The four-day week has also made significant inroads in the private sector. Successful trials, experiments and permanent moves towards shorter hours have gained in popularity over the past few years – and the trend shows no sign of slowing down. Of the businesses who have already adopted a four-day working week, two-thirds have reported improvements in staff productivity. And over a third of business leaders think moving to a four-day week will be important for their future success.
The four-day week is now a part of the zeitgeist. Labour was the first major political party in the world to back a four-day week. For any political party looking to capture the future, a world of less work has to be a part of their ambition.

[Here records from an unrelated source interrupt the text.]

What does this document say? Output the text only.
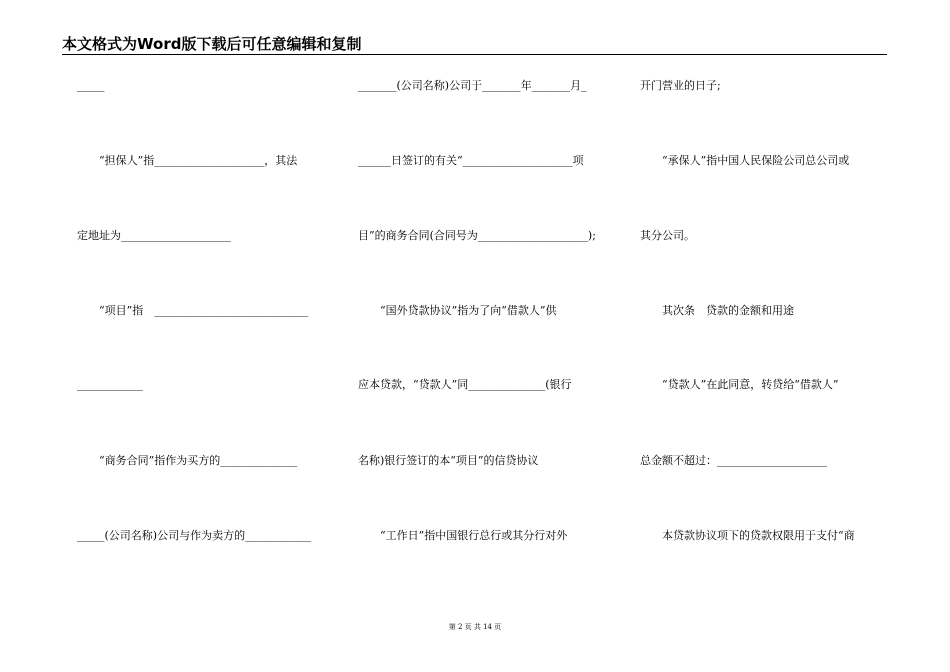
本文格式为Word版下载后可任意编辑和复制
_____
　　“担保人”指____________________，其法
定地址为____________________
　　“项目”指　____________________________
____________
　　“商务合同”指作为买方的______________
_____(公司名称)公司与作为卖方的____________
_______(公司名称)公司于_______年_______月_
______日签订的有关“____________________项
目”的商务合同(合同号为____________________);
　　“国外贷款协议”指为了向“借款人”供
应本贷款，“贷款人”同______________(银行
名称)银行签订的本“项目”的信贷协议
　　“工作日”指中国银行总行或其分行对外
开门营业的日子;
　　“承保人”指中国人民保险公司总公司或
其分公司。
　　其次条　贷款的金额和用途
　　“贷款人”在此同意，转贷给“借款人”
总金额不超过：____________________
　　本贷款协议项下的贷款权限用于支付“商
第 2 页 共 14 页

For it to become a reality, we must learn from the election and strive to build a coherent narrative around how shorter hours would address the crises we face. More than that, we must strive to show a clearer link between automation, the four-day week and an economy fit for the 21st century. Shorter hours have always been a part of the workers’ movement – its recent revival should be celebrated as a return to those fundamental principles upon which that very movement was founded.
Aidan Harper is a researcher for the New Economics Foundation and member of the 4 Day Week Campaign.